Whooosh: A Comprehensive Guide for the Fastest Possible Docker Builds in Human Existence

Written by aaronbatilo | Published 2023/01/20
Tech Story Tags: programming | docker | kubernetes | tutorial | fastest-possible-docker-build | human-existence | technology | web-development

TLDRThis post is written with the assumption that you already have some experience with Kubernetes and with AWS. The concepts and examples should translate fairly directly to other clouds or other managed Kubernetes offerings.via the TL;DR App

A few months ago, I migrated my newsletter to substack and the first post I published here was about using S3 as your remote layer cache. When that post was published, a kind user on Twitter told me about https://depot.dev. One of the founders of Depot responded to the thread and it got me really curious about trying the platform.

I got signed up and started building my containers and I was blown away. Since they support GitHub OIDC for authentication and since they’re a drop in replacement for docker build, getting setup genuinely took a few minutes. I had to switch off using my current bake file approach since Depot doesn’t currently support bake (but they’re interested in supporting it!) but even then, running all of my docker builds in parallel via a GitHub Actions matrix, my builds went from about 3.5 minutes down to about 50 seconds in the cold case and about 15 seconds when a given container in my monorepo hadn’t changed.

I was flabbergasted. I became obsessed with understanding how the improvements were so ridiculous. The Depot founders were not shy about sharing some of the secret sauce. I spoke with them directly but they clearly explain the improvements right in their documentation.

Depot is a remote container build service that makes image builds 3-14x faster than building Docker images inside generic CI providers. Docker image builds get sent to a fast builder instance with a persistent cache. The resulting image can then be downloaded locally or pushed to a registry.

The persistent cache! The SSD that they attach to their builder instances holds a cache that makes everything significantly faster. Having the cache right on disk means that you don’t have to spend any time transferring any cache artifacts from a remote location. Depot themselves have a well documented architecture for how they’ve implemented their builders. It’s isolated, secure, and managed. They support a flurry of other features, but I wanted to figure out how to simulate their setup for my own learning and now I’m here to share it with you, and to share what additional features are available when you know that you have a persistent cache.

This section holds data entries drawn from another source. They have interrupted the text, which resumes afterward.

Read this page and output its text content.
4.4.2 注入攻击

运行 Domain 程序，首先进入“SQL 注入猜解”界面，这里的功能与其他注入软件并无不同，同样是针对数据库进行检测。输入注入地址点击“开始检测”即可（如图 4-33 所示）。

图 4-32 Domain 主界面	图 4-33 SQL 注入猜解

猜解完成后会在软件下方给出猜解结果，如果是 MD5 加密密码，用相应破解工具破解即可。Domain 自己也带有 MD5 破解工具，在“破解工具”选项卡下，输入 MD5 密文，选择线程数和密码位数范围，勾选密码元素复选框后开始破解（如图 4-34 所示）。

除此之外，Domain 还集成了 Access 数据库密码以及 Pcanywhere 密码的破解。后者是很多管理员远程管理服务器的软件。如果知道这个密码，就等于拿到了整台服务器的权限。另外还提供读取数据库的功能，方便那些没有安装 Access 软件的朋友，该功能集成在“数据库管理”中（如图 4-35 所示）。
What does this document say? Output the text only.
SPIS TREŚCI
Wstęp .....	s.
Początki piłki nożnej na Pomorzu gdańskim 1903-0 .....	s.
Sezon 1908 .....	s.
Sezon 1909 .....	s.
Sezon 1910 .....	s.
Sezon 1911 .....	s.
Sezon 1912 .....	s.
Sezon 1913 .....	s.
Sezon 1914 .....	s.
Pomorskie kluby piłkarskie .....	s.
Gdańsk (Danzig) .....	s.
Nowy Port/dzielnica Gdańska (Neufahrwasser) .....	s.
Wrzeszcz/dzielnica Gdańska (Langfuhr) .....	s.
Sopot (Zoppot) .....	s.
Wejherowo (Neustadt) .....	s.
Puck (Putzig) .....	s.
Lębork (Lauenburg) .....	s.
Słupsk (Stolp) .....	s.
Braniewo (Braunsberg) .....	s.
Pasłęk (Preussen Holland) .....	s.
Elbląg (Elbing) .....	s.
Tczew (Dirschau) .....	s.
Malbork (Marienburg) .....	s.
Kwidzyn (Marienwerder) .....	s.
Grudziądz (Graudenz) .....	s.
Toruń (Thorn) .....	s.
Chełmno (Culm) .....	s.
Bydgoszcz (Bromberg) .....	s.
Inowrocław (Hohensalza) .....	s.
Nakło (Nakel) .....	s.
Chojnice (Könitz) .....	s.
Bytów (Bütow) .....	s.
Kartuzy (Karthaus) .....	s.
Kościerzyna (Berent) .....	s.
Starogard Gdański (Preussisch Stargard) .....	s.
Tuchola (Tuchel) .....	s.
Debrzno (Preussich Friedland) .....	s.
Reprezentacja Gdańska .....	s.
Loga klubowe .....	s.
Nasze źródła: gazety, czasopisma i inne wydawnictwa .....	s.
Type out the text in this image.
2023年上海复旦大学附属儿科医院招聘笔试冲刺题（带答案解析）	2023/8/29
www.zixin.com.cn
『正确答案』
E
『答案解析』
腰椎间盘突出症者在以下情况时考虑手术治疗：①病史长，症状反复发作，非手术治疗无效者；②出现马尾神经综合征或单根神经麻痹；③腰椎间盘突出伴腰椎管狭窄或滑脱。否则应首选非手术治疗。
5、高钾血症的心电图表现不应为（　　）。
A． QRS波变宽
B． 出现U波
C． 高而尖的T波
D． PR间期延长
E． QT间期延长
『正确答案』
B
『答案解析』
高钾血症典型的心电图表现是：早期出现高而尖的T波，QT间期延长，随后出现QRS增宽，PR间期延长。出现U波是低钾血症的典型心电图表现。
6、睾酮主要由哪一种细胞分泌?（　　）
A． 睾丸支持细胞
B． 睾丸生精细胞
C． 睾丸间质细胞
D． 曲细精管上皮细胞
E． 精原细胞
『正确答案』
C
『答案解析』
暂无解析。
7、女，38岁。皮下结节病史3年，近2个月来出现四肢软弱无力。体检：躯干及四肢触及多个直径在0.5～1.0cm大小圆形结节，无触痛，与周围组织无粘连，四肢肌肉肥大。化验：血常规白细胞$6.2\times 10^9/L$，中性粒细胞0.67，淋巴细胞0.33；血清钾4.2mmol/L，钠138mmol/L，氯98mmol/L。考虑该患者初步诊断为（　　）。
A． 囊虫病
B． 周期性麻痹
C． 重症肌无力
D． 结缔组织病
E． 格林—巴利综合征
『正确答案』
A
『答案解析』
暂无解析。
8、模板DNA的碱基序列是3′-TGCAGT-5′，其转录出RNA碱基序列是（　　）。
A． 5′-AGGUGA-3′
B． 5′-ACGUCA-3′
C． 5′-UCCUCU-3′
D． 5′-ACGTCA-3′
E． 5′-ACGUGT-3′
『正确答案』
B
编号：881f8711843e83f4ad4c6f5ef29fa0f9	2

To be clear, I’m not officially affiliated to Depot in any way whatsoever. This is not a paid post. I’m just genuinely impressed and fascinated by their product.

Who is this for?

This post is written with the assumption that you already have some experience with Kubernetes and with AWS. The concepts and examples should translate fairly directly to other clouds or other managed Kubernetes offerings.

Running Docker buildkit in Kubernetes

As it turns out, Docker buildkit already supports being able to run in Kubernetes via its “Kubernetes driver”.

⇒  docker buildx create \
  --bootstrap \
  --name=kube \
  --driver=kubernetes \
  --driver-opt=[key=value,...]

This command will quickly use your current Kubernetes context and create a remote buildx agent that you can use to build your containers. This creates all of the relevant Kubernetes resources for you automatically. This method creates a kind: Deployment in your cluster that you can scale out. The —driver-opt that are documented in the link above will let you control things like number of replicas, and CPU/memory allocations.

Of course, if you want even more control, you can refer to buildkit’s list of examples in their GitHub repo. They have examples for authenticating with TLS, examples of using other deployment types in your Kubernetes cluster, etc. For this article, we’re going to break it down step by step and we’re going to rely on the Kubernetes cluster authentication for accessing the remote agents. From inspecting the resource that using the docker command gives us, we can come up with the following minimal Kubernetes deployment.

---
apiVersion: apps/v1
kind: Deployment
metadata:
  name: remote-buildkit-agent
  labels:
    app: remote-buildkit-agent
spec:
  replicas: 1
  selector:
    matchLabels:
      app: remote-buildkit-agent
  template:
    metadata:
      labels:
        app: remote-buildkit-agent
    spec:
      containers:
        - name: buildkitd
          image: moby/buildkit:buildx-stable-1
          readinessProbe:
            exec:
              command:
                - "buildctl"
                - "debug"
                - "workers"
          securityContext:
            privileged: true

That’s it. That’s the bare minimum you need to schedule a remote agent. Now we need to figure out how to connect to it so that we can start to send it work to do.

As a quick aside, you’ll get a massive speed up for pushing your docker images, if you run this remote buildkit agent in the same cloud region that you’re storing your images. I run my EKS cluster in us-west-2 and all of my ECR repositories are also configured for us-west-2. If you’d like to read more about this speed up, I talk about it in a previous newsletter post where I got almost a 30% improvement.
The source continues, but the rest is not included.